To further improve the consistency and accuracy of operation of the present 
unit, means 36 is mounted in cylinder 12 for engagement with and providing 
a stop for piston 17 at its maximum spacing from valve seat 16. As here 
shown, a second perforated plate 37 is mounted in cylinder 12 adjacent air 
inlet opening and is formed with a central opening 38 for receiving the 
exterior stem end 28; and a spacer member, providing stop means 36, here 
in the form of a sleeve or collar, is mounted on stem 27 between piston 17 
and plate 37 and is engageable therewith to provide a positive stop for 
the piston at its maximum spacing from the seat, thus precisely 
determining throughout the life of the device the maximum entry of 
supplemental air. Earlier attempts in the art to define this important 
basic position of the piston by the use of a second spring, as in U.S. 

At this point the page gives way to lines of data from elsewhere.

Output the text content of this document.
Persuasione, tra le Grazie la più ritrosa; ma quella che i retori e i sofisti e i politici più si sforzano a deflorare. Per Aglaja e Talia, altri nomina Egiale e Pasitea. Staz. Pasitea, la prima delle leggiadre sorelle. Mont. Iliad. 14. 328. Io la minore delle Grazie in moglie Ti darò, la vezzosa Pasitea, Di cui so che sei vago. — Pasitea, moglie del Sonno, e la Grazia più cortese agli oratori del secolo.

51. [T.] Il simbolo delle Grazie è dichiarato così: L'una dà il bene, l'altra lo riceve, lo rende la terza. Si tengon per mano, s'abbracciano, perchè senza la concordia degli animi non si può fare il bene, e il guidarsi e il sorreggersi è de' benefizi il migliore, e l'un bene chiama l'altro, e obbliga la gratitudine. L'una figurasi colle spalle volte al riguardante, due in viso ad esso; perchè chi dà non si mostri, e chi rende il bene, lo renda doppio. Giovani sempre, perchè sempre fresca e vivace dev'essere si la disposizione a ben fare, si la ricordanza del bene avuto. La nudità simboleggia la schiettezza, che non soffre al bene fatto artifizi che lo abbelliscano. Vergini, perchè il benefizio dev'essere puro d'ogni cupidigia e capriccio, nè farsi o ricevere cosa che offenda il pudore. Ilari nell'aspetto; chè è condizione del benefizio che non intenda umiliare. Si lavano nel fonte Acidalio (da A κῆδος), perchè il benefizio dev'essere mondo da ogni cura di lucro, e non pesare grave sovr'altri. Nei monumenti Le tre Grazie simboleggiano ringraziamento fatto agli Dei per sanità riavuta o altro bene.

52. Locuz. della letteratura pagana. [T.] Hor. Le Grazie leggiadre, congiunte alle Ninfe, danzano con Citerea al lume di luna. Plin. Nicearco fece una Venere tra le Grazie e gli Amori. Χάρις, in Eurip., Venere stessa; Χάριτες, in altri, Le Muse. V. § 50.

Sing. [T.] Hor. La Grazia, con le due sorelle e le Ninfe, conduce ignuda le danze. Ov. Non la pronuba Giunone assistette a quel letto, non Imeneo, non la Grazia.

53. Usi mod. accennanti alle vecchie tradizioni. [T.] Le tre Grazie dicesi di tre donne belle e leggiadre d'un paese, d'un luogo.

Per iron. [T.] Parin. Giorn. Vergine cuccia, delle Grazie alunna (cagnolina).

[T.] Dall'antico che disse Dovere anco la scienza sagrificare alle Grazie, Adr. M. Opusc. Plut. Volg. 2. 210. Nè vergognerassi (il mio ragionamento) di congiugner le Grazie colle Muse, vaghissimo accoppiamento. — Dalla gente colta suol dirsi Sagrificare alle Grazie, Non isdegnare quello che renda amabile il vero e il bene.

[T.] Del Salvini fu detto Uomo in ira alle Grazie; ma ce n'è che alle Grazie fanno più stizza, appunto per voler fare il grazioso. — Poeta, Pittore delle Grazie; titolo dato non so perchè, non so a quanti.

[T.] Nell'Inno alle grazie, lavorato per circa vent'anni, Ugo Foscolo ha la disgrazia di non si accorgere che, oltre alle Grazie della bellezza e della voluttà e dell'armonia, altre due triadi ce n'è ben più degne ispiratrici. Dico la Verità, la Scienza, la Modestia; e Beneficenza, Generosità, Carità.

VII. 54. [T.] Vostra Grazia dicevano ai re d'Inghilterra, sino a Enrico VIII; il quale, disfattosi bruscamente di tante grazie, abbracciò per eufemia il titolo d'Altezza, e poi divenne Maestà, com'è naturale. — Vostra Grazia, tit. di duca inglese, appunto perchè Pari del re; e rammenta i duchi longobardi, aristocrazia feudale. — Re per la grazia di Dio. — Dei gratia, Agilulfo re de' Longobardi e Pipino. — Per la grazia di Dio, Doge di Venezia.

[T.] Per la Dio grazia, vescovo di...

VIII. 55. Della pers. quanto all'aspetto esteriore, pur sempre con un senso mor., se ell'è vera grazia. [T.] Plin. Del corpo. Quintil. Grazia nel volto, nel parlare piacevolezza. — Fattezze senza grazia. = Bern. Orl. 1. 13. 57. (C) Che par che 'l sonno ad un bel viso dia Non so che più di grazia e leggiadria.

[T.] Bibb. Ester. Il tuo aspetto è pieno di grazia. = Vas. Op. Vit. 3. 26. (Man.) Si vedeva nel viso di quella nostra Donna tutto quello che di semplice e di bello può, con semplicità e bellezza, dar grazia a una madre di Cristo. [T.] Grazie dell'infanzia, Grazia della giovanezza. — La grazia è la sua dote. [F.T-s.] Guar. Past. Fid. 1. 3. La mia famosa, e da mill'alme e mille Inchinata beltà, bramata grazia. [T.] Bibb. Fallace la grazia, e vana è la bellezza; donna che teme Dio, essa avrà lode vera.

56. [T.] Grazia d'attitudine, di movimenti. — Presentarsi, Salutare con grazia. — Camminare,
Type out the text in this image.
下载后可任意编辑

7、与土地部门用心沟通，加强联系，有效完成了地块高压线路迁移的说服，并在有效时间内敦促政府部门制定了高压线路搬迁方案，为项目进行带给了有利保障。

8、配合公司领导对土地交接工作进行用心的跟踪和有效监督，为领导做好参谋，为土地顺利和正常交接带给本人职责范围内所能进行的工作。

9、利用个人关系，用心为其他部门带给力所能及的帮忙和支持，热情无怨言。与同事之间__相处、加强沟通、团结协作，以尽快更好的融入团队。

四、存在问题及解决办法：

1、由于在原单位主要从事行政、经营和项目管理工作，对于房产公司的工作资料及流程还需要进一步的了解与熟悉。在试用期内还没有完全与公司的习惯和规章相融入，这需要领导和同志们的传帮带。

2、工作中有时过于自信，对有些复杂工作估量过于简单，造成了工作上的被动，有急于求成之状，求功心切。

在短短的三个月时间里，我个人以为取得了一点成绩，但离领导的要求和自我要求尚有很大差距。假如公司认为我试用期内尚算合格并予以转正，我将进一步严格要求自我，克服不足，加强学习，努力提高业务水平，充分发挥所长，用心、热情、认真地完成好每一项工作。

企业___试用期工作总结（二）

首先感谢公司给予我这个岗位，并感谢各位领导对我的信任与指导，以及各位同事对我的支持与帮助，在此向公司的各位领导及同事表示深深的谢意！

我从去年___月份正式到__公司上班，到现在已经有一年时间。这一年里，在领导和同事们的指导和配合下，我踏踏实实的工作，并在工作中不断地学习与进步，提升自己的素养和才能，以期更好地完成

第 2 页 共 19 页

Pat. No. 2,454,480, produced a floating piston subject to all of the 
variations encountered in individual springs and consequent variations in 
the pressure/airflow characteristics of the device. It could not be 
certain in such prior art structures as to just where the piston would be 
located. In the present device, the initial or reference piston position 
is always exactly located by spacer 36. 
Another feature of the present invention is the provision of means of 
preserving the precise setting of the device against loosening or change 
due to vibration or the like over a long period of use. This is here 
accomplished by the butting of the outer end 28 of stem 27 with the 
underside of plate 37, which, in the present structure, is resiliently 
deflectible for resisting outward movement of the stem. Preferably, both 
plates 21 and 37 are prefitted into cylinder 12 to precise predetermined 
positions and stem end 28 is chamfered so as to partially enter and center 
itself within the wall of a center opening 38 in the plate, Also 
preferably, the underside of plate 37 surrounding opening 38 and the 
abutting chamfered end face 40 of stem 27 are formed with mating, 
interfitting radially extending serrations or ridges shown at 39 to 
provide a click stop indexing of the stem. Moreover, stem end 40 is formed 
with a screwdriver slot 41 disposed centrally in opening 38. Opening 38 
will pass a screwdriver to engage and rotate stem end 28 and as the stem 
is backed out to increase the supplemental airflow to the engine, plate 37 
will resiliently deflect to apply an increasing force on the stem end, 
which, coupled with the click stop ridge detenting structure, will firmly 
lock the stem against inadvertent displacement when moved to its final 
individualized setting for the engine on which the device is installed. 
Preferably, a fibrous air filter mass 42 is mounted on the exterior of 
plate 37, here being secured by a collar 43, the open mesh nature of the 
mass permitting insertion therethrough of a tool such as a screwdriver for 
engaging and turning stem end 28. In the present device, a pair of hose 
fittings 46 and 47 are secured in threaded openings 48 and 49 to enable 
convenient connection of the present device in the PCV line of a smog 
control system connecting the engine crankcase with the intake manifold. 
It is thus convenient to insert the present device in that line to obtain 
the intake manifold vacuum source for actuation of the device and to 
provide the supplemental airflow to the manifold.